Speaking in an interview with the French newspaper Liberation published on Monday, Ms Arbour warned that holding the position of head of state would not exonerate anyone held responsible for atrocities.


Jacky Rowland in Pristina talks to the Deputy Head of the KVM, Major General John Drewienkiewicz
"The international community did not set up this court to judge small fry," she is quoted as saying. "It expects it to make up for the inability of states to judge their own leaders if their responsibility was believed to be involved."

She said investigations by the ICTY were intended to reach "the highest possible level."

Tough message from generals

The two Nato Generals, Wesley Clark, the supreme allied commander in Europe, and Klaus Naumann, chairman of Nato's Military Committee, are expected to deliver a tough message to the Yugoslav authorities.


Nato Secretary-General Javier Solana: Milosevic knows that Nato is a very credible organisation
Generals Clark and Naumann would "impress upon the Yugoslav authorities the gravity of the situation and their obligation to respect all their commitments to Nato" Nato Secretary-General Javier Solana said. Washington has given its backing to the mission.

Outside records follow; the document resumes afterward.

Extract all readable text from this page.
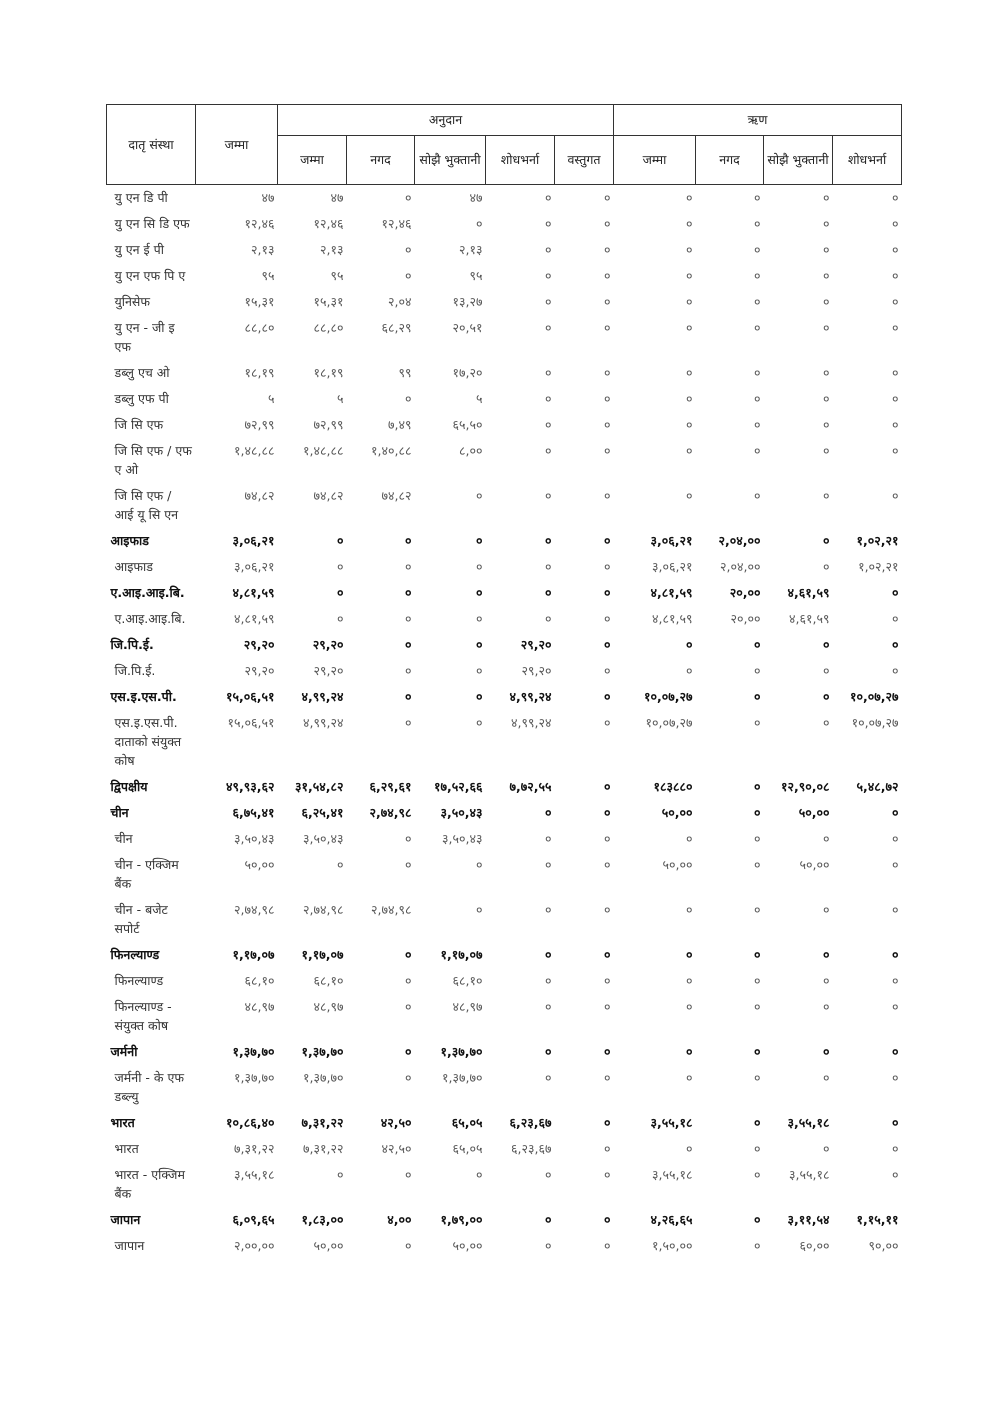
दातृ संस्था	जम्मा	अनुदान					ऋण			
		जम्मा	नगद	सोझै भुक्तानी	शोधभर्ना	वस्तुगत	जम्मा	नगद	सोझै भुक्तानी	शोधभर्ना
यु एन डि पी	४७	४७	०	४७	०	०	०	०	०	०
यु एन सि डि एफ	१२,४६	१२,४६	१२,४६	०	०	०	०	०	०	०
यु एन ई पी	२,१३	२,१३	०	२,१३	०	०	०	०	०	०
यु एन एफ पि ए	९५	९५	०	९५	०	०	०	०	०	०
युनिसेफ	१५,३१	१५,३१	२,०४	१३,२७	०	०	०	०	०	०
यु एन - जी इ एफ	८८,८०	८८,८०	६८,२९	२०,५१	०	०	०	०	०	०
डब्लु एच ओ	१८,१९	१८,१९	९९	१७,२०	०	०	०	०	०	०
डब्लु एफ पी	५	५	०	५	०	०	०	०	०	०
जि सि एफ	७२,९९	७२,९९	७,४९	६५,५०	०	०	०	०	०	०
जि सि एफ / एफ ए ओ	१,४८,८८	१,४८,८८	१,४०,८८	८,००	०	०	०	०	०	०
जि सि एफ / आई यू सि एन	७४,८२	७४,८२	७४,८२	०	०	०	०	०	०	०
आइफाड	३,०६,२१	०	०	०	०	०	३,०६,२१	२,०४,००	०	१,०२,२१
आइफाड	३,०६,२१	०	०	०	०	०	३,०६,२१	२,०४,००	०	१,०२,२१
ए.आइ.आइ.बि.	४,८१,५९	०	०	०	०	०	४,८१,५९	२०,००	४,६१,५९	०
ए.आइ.आइ.बि.	४,८१,५९	०	०	०	०	०	४,८१,५९	२०,००	४,६१,५९	०
जि.पि.ई.	२९,२०	२९,२०	०	०	२९,२०	०	०	०	०	०
जि.पि.ई.	२९,२०	२९,२०	०	०	२९,२०	०	०	०	०	०
एस.इ.एस.पी.	१५,०६,५१	४,९९,२४	०	०	४,९९,२४	०	१०,०७,२७	०	०	१०,०७,२७
एस.इ.एस.पी. दाताको संयुक्त कोष	१५,०६,५१	४,९९,२४	०	०	४,९९,२४	०	१०,०७,२७	०	०	१०,०७,२७
द्विपक्षीय	४९,९३,६२	३१,५४,८२	६,२९,६१	१७,५२,६६	७,७२,५५	०	१८३८८०	०	१२,९०,०८	५,४८,७२
चीन	६,७५,४१	६,२५,४१	२,७४,९८	३,५०,४३	०	०	५०,००	०	५०,००	०
चीन	३,५०,४३	३,५०,४३	०	३,५०,४३	०	०	०	०	०	०
चीन - एक्जिम बैंक	५०,००	०	०	०	०	०	५०,००	०	५०,००	०
चीन - बजेट सपोर्ट	२,७४,९८	२,७४,९८	२,७४,९८	०	०	०	०	०	०	०
फिनल्याण्ड	१,१७,०७	१,१७,०७	०	१,१७,०७	०	०	०	०	०	०
फिनल्याण्ड	६८,१०	६८,१०	०	६८,१०	०	०	०	०	०	०
फिनल्याण्ड - संयुक्त कोष	४८,९७	४८,९७	०	४८,९७	०	०	०	०	०	०
जर्मनी	१,३७,७०	१,३७,७०	०	१,३७,७०	०	०	०	०	०	०
जर्मनी - के एफ डब्ल्यु	१,३७,७०	१,३७,७०	०	१,३७,७०	०	०	०	०	०	०
भारत	१०,८६,४०	७,३१,२२	४२,५०	६५,०५	६,२३,६७	०	३,५५,१८	०	३,५५,१८	०
भारत	७,३१,२२	७,३१,२२	४२,५०	६५,०५	६,२३,६७	०	०	०	०	०
भारत - एक्जिम बैंक	३,५५,१८	०	०	०	०	०	३,५५,१८	०	३,५५,१८	०
जापान	६,०९,६५	१,८३,००	४,००	१,७९,००	०	०	४,२६,६५	०	३,११,५४	१,१५,११
जापान	२,००,००	५०,००	०	५०,००	०	०	१,५०,००	०	६०,००	९०,००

On Sunday Nato condemned Friday's massacre as a "flagrant violation of international humanitarian law". The organisation is demanding full compliance with existing UN resolutions calling for an end to violence in the province and says that air strikes against Serbia, narrowly avoided last October, remain an option.

It is also seeking full and unrestricted access for Ms Arbour and a team of international forensic investigators to investigate reported atrocities.

"The council demands that the government of the Federal Republic of Yugoslavia take immediate steps to ensure that those responsible for this massacre are brought to justice," Mr Solana said.

Serbs dismiss reports


The BBC's Angus Roxburgh: "Air strikes against Serbia remain a possibility"
Serbia has dismissed reports of the massacre and said its forces came under attack while they were investigating the murder of a policeman.

The Serbian deputy prime minister said the police at Racak had only shot at "terrorists" who had opened fire at them. Vojislav Seselj said on Sunday that the Kosovo Albanian fighters had tricked KVM chief William Walker and Western media.

However, US President Bill Clinton and Mr Walker both blamed Serbian forces for the killings.